Cap Theorem
- It is the Desirable property of distributed System with replicated data.
C - Consistency A - Availability P - Partition Tolerance
- We can use CA , CP or AP. but not CAP.
- Why we cannot use all the three at once??
- Consistency: After successful write in any node, the data should be same in any other node.
- Availability: All nodes should be available.
- Partition Tolerance: a partition indicates a communication break between two nodes. Partition tolerance means the system continues to operate despite network partitions.
Master-Slave
- When there is some partition issue, then there will be no consistence then only AP.
- When one node is down, then there is no Availability , then only CP.

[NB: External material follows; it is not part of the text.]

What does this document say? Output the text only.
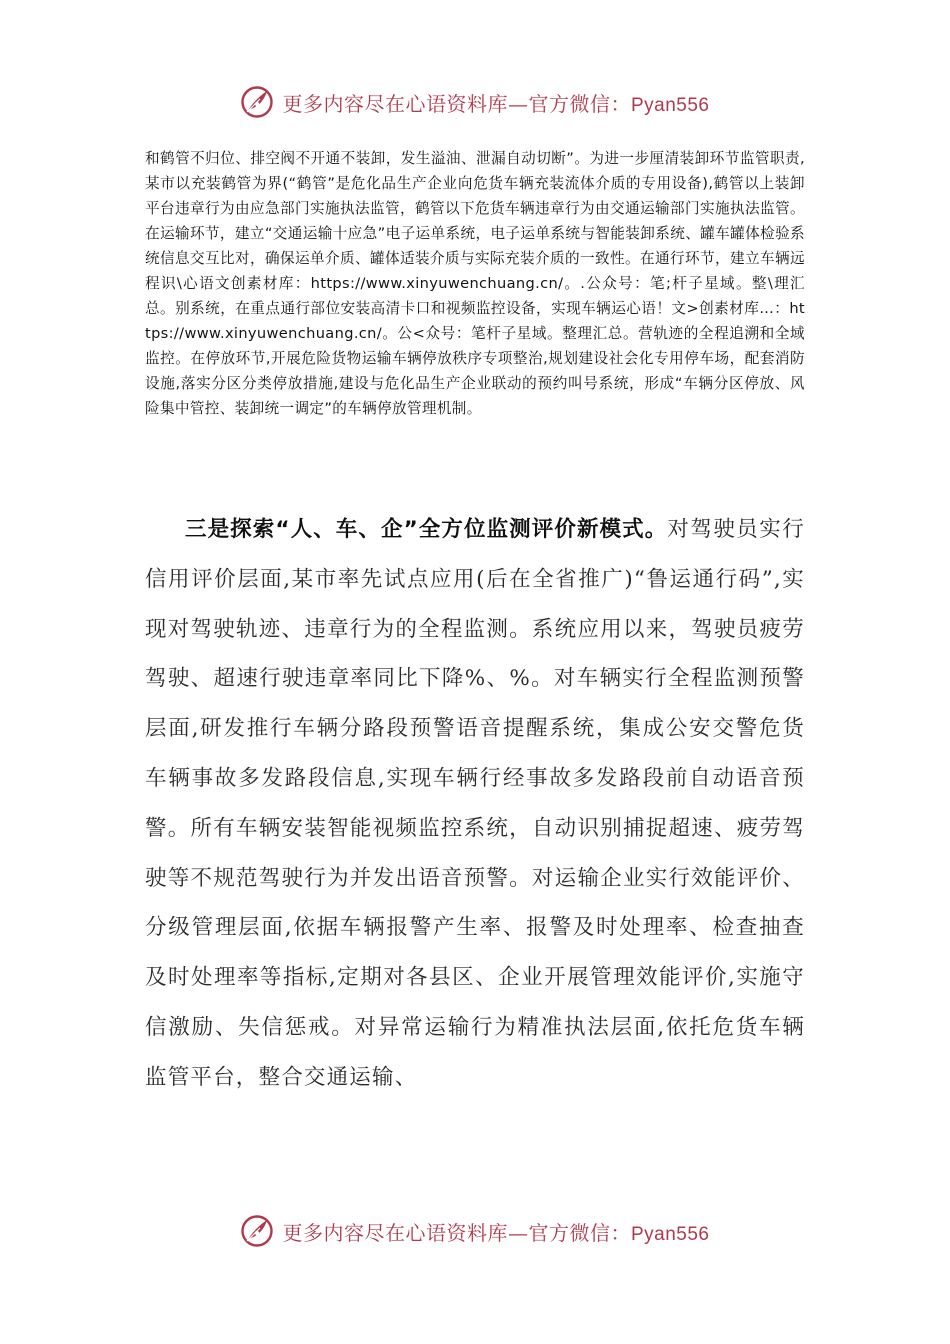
更多内容尽在心语资料库—官方微信：Pyan556

和鹤管不归位、排空阀不开通不装卸，发生溢油、泄漏自动切断”。为进一步厘清装卸环节监管职责,某市以充装鹤管为界(“鹤管”是危化品生产企业向危货车辆充装流体介质的专用设备),鹤管以上装卸平台违章行为由应急部门实施执法监管，鹤管以下危货车辆违章行为由交通运输部门实施执法监管。在运输环节，建立“交通运输十应急”电子运单系统，电子运单系统与智能装卸系统、罐车罐体检验系统信息交互比对，确保运单介质、罐体适装介质与实际充装介质的一致性。在通行环节，建立车辆远程识\心语文创素材库：https://www.xinyuwenchuang.cn/。.公众号：笔;杆子星域。整\理汇总。别系统，在重点通行部位安装高清卡口和视频监控设备，实现车辆运心语！文>创素材库…：https://www.xinyuwenchuang.cn/。公<众号：笔杆子星域。整理汇总。营轨迹的全程追溯和全域监控。在停放环节,开展危险货物运输车辆停放秩序专项整治,规划建设社会化专用停车场，配套消防设施,落实分区分类停放措施,建设与危化品生产企业联动的预约叫号系统，形成“车辆分区停放、风险集中管控、装卸统一调定”的车辆停放管理机制。

三是探索“人、车、企”全方位监测评价新模式。对驾驶员实行信用评价层面,某市率先试点应用(后在全省推广)“鲁运通行码”,实现对驾驶轨迹、违章行为的全程监测。系统应用以来，驾驶员疲劳驾驶、超速行驶违章率同比下降%、%。对车辆实行全程监测预警层面,研发推行车辆分路段预警语音提醒系统，集成公安交警危货车辆事故多发路段信息,实现车辆行经事故多发路段前自动语音预警。所有车辆安装智能视频监控系统，自动识别捕捉超速、疲劳驾驶等不规范驾驶行为并发出语音预警。对运输企业实行效能评价、分级管理层面,依据车辆报警产生率、报警及时处理率、检查抽查及时处理率等指标,定期对各县区、企业开展管理效能评价,实施守信激励、失信惩戒。对异常运输行为精准执法层面,依托危货车辆监管平台，整合交通运输、

更多内容尽在心语资料库—官方微信：Pyan556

- data from master to slave is asynchronous.
- less writes,more reads
- If the user access the data currently, he wrote something and if he immediately accesses the data , then it the data will be accessed from slave.
- If he accesses the data even before the data is sent from master to slave.So whatever we have written in master will not be available in slave. So he will not able to get it think it as a bug or inconsistency.
- This is not a consistent system.
Sharding
- In this case there is no master and slave, but all data is divided into different segments.
- Figuring out the sharding key is the important task.
- Suppose we want to store user info, then we can take username as the sharding key. For example the username starting with A-I will be in shard-1, J-S in shard-2 and T-Z in shard-3.
- So all the data is distributed. Through this approach we can scale both the read and write operations by n times. In this case n is 3. so we can scale this by 3 time.
- The problem in this setup is :
- If most data is pushed into shard-1, then this particular instance will have heavy load.
- If the data in the shards be joined then there should be a network call between the shards.